Purpose. To investigate the effect of partial ablation of melanopsin-containing retinal ganglion cells (mcRGCs) on nonimage-forming (NIF) visual functions in rd mice lacking rods. Methods. The rd mice were intravitreally injected with different doses (100 ng/μl, 200 ng/μl, and 400 ng/μl) of immunotoxin melanopsin-SAP. And then, the density of ipRGCs was examined. After establishing the animal models with different degrees of ipRGC damage, a wheel-running system was used to evaluate their reentrainment response. Results. Intravitreal injection of melanopsin-SAP led to partial ablation of ipRGCs in a dose-dependent manner. The survival rates of ipRGCs in the 100 ng/μl, 200 ng/μl, and 400 ng/μl groups were 74.14% ± 4.15%, 39.25% ± 2.29%, and 38.38% ± 3.74%, respectively. The wheel-running experiments showed that more severe ipRGC loss was associated with a longer time needed for reentrainment.
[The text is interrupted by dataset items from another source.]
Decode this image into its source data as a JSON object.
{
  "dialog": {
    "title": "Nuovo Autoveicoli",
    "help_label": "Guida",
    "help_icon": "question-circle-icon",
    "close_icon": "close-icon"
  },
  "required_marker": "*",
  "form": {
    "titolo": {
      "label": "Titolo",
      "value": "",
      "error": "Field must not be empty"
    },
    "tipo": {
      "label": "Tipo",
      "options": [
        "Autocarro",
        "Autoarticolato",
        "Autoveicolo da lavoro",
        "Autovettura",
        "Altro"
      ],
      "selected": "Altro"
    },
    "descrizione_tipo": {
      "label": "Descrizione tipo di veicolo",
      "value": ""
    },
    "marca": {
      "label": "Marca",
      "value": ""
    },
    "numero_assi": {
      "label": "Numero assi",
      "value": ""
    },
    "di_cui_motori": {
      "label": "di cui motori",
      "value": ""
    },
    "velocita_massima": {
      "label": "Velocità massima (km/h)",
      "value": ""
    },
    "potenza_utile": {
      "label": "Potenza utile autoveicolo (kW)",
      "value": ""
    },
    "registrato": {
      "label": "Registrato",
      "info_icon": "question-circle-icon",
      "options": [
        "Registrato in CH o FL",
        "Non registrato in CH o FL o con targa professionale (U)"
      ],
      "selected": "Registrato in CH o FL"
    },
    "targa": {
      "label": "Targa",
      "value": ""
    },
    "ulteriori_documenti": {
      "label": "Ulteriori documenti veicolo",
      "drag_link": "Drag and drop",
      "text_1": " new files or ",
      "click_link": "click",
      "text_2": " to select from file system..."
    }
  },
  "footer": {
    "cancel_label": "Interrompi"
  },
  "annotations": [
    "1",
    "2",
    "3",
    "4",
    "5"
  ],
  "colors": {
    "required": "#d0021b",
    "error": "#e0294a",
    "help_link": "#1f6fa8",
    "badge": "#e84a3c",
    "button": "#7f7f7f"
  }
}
When the light/dark cycle was delayed by 8 h, the rd mice in the PBS control group took 4.67 ± 0.79 days to complete the synchronization with the shifted cycle, while those in the 100 ng/μl and 200 ng/μl groups required 7.90 ± 0.55 days and 11.00 ± 0.79 days to complete the synchronization with the new light/dark cycle, respectively. Conclusion. Our study indicates that the regulation of some NIF visual functions is dependent on a certain minimal number of intact functional ipRGCs.